Amorphous sugar matrices : preparation, characterisation and the degradation of actives embedded in them

• Main Author: Chopra, R.
• Published: University of Cambridge 2007
• Subjects: 615.19
• Online Access: http://ethos.bl.uk/OrderDetails.do?uin=uk.bl.ethos.597640

The aim of this thesis was to understand the factors that control the chemical stability of the active in amorphous matrices. The actives used in the present study were (i) np-THP (2-(p-nitrophenoxy)tetrahydropyran) and (ii) CP-481,715 (quinoxaline-2-carboxylic acid [4(R)-carbamoyl-1(S)-(3-fluorobenzyl)-2(S)-7-dihydroxy-7-methyloctyl] amide). np-THP degrades via C-O bond cleavage and CP-481,715 via intramolecular lactonisation. The sugars used were sucrose, trehalose and raffinose. In the vicinity of Tg, matrix molecular mobility of an amorphous material follows non-Arrhenius temperature dependence.

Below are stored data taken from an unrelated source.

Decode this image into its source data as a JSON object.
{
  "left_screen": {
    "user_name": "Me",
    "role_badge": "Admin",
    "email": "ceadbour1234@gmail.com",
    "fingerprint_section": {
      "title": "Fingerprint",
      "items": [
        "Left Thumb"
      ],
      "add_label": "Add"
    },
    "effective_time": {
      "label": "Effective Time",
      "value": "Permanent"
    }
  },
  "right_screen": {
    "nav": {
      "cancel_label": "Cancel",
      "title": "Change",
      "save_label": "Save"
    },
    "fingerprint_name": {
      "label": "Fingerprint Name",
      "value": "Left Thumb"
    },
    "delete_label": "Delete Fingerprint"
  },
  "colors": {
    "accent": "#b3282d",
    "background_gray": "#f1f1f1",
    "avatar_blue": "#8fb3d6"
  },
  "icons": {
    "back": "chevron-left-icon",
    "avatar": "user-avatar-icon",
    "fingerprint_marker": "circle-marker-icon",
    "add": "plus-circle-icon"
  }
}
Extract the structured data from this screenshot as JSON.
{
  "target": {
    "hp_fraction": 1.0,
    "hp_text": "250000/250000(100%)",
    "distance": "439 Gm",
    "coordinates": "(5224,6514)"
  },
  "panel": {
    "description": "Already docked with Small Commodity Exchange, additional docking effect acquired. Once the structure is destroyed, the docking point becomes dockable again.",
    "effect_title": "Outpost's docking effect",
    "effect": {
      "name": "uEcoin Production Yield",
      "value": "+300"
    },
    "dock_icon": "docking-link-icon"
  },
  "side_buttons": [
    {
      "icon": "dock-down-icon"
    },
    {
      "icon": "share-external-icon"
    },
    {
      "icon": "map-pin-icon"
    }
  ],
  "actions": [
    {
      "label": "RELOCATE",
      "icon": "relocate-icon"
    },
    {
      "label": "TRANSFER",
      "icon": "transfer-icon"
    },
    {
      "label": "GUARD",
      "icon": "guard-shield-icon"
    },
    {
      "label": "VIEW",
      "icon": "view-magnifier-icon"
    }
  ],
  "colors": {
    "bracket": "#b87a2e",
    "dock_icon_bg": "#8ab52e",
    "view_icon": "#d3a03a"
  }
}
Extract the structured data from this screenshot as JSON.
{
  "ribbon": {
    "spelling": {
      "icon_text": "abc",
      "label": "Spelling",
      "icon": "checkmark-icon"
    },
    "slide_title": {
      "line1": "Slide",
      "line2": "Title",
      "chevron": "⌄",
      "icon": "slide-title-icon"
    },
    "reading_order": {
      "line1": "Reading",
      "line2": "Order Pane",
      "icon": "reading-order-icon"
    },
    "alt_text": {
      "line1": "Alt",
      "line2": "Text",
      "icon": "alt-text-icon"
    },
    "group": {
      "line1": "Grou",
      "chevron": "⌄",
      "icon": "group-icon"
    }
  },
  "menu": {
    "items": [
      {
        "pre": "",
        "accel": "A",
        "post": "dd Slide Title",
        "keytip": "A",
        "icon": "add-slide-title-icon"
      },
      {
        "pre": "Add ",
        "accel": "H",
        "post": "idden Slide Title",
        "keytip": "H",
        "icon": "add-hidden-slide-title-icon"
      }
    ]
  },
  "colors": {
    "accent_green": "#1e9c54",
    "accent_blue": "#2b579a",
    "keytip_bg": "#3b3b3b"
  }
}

However, np-THP degradation did not show non-Arrhenius kinetics throughout this temperature range. At temperatures above Tg, np-THP degradation followed Arrhenius behaviour, whereas at temperatures below Tg, both, non-Arrhenius and Arrhenius behaviour was observed. The observed trends of np-THP degradation were explained by consideration of the possible degradation pathways, rate-limiting steps and crossover of the rates of steps involved in the degradation pathway. A novel explanation has been given for the Tg dependence of the degradation rate even though the reaction is not matrix molecular mobility-controlled. In order to distinguish between the role of water as a reactant or as a plasticizer, sucrose and trehalose sugars were used because of their similar molecular weight (MW 342 g/mol) (and hence likely similar packing efficiency) to attain matrices with similar Tg values but differing water content and vice versa. The work demonstrated that since the rate-limiting step for degradation may change with alteration in the experimental conditions, the factors that control the stability of an active under a set of experimental conditions may not be the same under a different set of conditions. Consideration of the reaction mechanism and the possible rate-limiting steps is therefore crucial.